E come in un catena di azione-reazione, continuano ricordando l’aspetto ambientale: il fattore economico porta con sé quello ambientale; infatti un inevitabile aumento del numero di petroliere che transitano nei nostri mari provocherebbe ulteriori problemi aggiuntivi di inquinamento.

A questi, si aggiunge il fattore occupazionale: viene ricordato infatti come la chiusura delle piattaforme si tradurrà nella graduale perdita di lavoro per le persone che vi operano.

 

5) I SOSTENITORI DEL SÌ

A sostenere che le trivelle in mare sono pericolose per la salute umana e per la fauna ittica c’è un documento pubblicato di recente da Greenpeace.

Il rapporto è basato su dati raccolti fra il 2012 e il 2014 dall’Ispra, su commissione dell’Eni, relativi a 34 piattaforme a gas gestite dalla compagnia nell’Adriatico. Nei sedimenti marini e nelle cozze che vivono vicino alle piattaforme sono state trovate, in alcuni casi, sostanze chimiche in quantità superiori ai limiti di legge.

E’ questa insieme a molte altre, la motivazione che ha spinto oltre 160 associazioni (dall’Arci alla Fiom, a quasi tutte le associazioni ambientaliste, dei consumatori, del Touring Club e dell’alleanza cooperative della pesca) a costituire ad hoc il comitato “Vota sì per fermare le trivelle”.

I sostenitori del Sì al referendum ritengono che l’attività di estrazione degli idrocarburi debba essere fermata per evitare, in primis, rischi sanitari o ambientali.

Il focus viene posto sul fatto che gli impianti presenti nel mare italiano rappresentano un pericolo troppo grande per le coste, con effetti su pesca, fauna, turismo, rispetto alla bassa quantità e alla scarsa qualità di petrolio estratto.
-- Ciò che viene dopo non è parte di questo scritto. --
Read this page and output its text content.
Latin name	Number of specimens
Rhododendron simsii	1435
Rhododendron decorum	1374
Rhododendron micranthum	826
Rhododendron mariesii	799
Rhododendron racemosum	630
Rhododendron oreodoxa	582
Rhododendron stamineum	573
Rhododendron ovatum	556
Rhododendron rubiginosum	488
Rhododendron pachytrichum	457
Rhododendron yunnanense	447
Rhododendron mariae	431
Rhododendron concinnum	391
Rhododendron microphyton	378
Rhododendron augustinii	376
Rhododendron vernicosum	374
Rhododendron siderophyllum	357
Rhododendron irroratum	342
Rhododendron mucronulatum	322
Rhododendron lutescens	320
Si continua nella stessa direzione, asserendo che bisogna evitare di far diventare il mare una sorta di far west delle compagnie petrolifere; la vera ricchezza dell’Italia non è il petrolio, ma la bellezza delle coste, fondamentali anche per la nostra storia e la nostra cultura.

Inoltre secondo le associazioni ambientaliste, tra le quali Greenpeace, Wwf e Legambiente, con lo stop alle estrazioni a ridosso della costa alla scadenza delle concessioni, oltre a ridurre gli sversamenti di idrocarburi e i danni a flora e  fauna marina, si determinerebbe, o anticiperebbe, una svolta alla politica energetica del nostro Paese.

Insomma la maggioranza di sì, secondo i sostenitori del referendum, aprirebbe la strada ad un’innovazione del sistema produttivo e ad un maggiore investimento nelle energie rinnovabili.